WindowEventTrigger class
Here is the WindowEventTrigger
class for your utilisation.
case class WindowEventTrigger[T] private(eventsInWindow: Seq[T], triggerNow: Boolean, private val lastTriggeredEvent: Option[T], private val triggerLevel: Int) {
def this(item: T, triggerLevel: Int) = this(Seq(item), false, None, triggerLevel)
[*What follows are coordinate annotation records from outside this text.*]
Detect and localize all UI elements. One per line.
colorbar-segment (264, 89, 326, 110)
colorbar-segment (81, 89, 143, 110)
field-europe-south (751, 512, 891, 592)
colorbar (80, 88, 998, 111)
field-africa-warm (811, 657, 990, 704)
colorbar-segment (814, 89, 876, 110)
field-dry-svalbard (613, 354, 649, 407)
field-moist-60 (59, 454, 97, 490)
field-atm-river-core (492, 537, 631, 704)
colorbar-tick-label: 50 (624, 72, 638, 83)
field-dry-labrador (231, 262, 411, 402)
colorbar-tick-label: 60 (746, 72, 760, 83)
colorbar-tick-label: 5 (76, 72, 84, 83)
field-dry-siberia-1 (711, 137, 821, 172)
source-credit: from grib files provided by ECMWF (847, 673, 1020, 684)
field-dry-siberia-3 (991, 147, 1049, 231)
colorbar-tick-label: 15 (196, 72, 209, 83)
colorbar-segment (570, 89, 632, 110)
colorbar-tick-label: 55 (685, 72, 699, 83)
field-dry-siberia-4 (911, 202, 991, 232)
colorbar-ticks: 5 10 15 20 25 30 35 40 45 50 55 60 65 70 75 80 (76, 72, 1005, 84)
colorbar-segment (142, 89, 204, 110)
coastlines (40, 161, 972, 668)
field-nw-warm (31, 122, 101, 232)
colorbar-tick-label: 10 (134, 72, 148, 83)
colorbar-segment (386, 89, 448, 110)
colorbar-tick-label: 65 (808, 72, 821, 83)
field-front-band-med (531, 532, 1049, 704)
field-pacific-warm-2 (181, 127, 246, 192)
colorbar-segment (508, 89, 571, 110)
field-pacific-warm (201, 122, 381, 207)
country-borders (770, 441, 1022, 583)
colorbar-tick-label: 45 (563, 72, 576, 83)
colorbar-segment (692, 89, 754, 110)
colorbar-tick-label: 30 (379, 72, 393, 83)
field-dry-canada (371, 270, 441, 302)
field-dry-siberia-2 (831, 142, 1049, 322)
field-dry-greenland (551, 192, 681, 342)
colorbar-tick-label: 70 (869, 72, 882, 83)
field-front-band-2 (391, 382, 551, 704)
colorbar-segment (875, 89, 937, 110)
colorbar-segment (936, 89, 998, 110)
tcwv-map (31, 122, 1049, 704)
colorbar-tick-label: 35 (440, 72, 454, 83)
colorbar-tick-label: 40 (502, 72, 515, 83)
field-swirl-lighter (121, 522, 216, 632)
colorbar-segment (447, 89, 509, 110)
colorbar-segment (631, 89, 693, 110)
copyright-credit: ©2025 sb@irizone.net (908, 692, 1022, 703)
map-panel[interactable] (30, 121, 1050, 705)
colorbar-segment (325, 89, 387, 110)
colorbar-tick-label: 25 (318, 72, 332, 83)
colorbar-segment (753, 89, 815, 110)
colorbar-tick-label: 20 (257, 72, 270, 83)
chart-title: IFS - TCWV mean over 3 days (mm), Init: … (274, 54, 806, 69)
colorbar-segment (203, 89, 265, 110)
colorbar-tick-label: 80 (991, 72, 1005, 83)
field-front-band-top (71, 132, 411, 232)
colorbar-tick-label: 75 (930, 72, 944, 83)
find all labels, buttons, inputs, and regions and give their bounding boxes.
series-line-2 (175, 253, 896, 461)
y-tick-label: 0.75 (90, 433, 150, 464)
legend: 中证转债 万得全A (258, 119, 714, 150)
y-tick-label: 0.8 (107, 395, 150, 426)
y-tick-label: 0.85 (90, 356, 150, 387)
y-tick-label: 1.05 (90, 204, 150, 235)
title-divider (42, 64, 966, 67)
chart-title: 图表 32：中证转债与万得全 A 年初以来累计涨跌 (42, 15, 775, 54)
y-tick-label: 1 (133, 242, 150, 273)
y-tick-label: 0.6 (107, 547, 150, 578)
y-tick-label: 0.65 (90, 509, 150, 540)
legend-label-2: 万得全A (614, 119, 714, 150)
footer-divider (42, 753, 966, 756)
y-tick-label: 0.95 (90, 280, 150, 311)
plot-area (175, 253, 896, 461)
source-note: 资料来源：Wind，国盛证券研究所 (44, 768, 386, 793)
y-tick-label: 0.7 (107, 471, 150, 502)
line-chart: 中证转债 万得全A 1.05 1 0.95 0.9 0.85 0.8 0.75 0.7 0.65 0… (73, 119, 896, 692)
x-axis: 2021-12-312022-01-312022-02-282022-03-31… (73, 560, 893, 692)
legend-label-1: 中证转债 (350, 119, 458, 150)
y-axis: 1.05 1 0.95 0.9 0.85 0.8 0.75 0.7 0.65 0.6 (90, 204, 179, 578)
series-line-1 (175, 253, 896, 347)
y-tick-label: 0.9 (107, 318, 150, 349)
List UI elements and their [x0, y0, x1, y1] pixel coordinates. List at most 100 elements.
def add(incoming: WindowEventTrigger[T]): WindowEventTrigger[T] = {
val combined = eventsInWindow ++ incoming.eventsInWindow
val shouldTrigger = lastTriggeredEvent.isEmpty && combined.length >= triggerLevel
val triggeredEvent = if (shouldTrigger) combined.seq.drop(triggerLevel - 1).headOption else lastTriggeredEvent
new WindowEventTrigger(combined, shouldTrigger, triggeredEvent, triggerLevel)
}
def remove(outgoing: WindowEventTrigger[T]): WindowEventTrigger[T] = {
val reduced = eventsInWindow.filterNot(y => outgoing.eventsInWindow.contains(y))
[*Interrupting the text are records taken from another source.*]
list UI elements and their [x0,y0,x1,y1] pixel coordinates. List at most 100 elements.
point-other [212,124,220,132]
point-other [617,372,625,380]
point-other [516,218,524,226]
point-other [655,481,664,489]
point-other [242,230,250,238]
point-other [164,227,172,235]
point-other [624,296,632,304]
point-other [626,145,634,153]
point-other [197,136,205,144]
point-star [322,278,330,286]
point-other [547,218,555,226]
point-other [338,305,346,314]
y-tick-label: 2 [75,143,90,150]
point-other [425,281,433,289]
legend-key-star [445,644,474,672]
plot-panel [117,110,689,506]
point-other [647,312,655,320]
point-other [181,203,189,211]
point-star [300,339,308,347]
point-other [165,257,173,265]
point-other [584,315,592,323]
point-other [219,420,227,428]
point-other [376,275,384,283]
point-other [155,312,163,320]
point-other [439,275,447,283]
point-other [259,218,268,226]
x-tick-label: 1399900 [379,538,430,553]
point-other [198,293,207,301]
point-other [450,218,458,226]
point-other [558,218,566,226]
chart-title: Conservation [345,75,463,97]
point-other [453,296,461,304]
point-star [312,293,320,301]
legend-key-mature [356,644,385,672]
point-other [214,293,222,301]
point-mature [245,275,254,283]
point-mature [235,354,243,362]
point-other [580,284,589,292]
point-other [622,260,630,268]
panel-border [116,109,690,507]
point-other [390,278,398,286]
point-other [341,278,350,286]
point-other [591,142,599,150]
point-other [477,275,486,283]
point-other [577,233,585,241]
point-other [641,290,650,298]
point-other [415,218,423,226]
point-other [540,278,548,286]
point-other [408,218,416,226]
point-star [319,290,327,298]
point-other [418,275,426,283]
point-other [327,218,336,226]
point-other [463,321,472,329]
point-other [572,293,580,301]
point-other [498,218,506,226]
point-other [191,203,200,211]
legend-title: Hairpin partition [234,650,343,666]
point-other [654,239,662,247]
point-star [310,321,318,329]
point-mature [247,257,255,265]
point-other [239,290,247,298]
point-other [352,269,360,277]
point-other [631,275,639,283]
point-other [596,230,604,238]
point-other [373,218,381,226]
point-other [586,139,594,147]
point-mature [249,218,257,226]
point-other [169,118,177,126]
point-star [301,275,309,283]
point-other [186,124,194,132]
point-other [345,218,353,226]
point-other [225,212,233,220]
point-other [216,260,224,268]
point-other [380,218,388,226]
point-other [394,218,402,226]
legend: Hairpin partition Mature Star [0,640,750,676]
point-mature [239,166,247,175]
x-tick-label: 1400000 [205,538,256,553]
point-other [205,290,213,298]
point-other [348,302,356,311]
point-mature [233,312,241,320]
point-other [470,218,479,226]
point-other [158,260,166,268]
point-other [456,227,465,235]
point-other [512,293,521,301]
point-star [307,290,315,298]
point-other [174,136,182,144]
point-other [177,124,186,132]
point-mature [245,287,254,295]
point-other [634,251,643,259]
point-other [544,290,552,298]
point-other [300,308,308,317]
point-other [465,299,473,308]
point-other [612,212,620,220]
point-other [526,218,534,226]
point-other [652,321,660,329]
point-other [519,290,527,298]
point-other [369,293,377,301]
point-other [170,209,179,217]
val triggeredEvent = if (lastTriggeredEvent.isDefined && outgoing.eventsInWindow.contains(lastTriggeredEvent.get)) None else lastTriggeredEvent
new WindowEventTrigger(reduced, false, triggeredEvent, triggerLevel)
}
}
Happy streaming,
[)amien
1 response to Time window events with Apache Spark Streaming
Have you had a chance to use the other windowed functions like Lag on a Dstream? We are experiencing performance issues even with really low data volumes and it doesn’t seem like the right solution for calculating the time duration from the current record to the previous for matching fields. At least not in 1.4.1.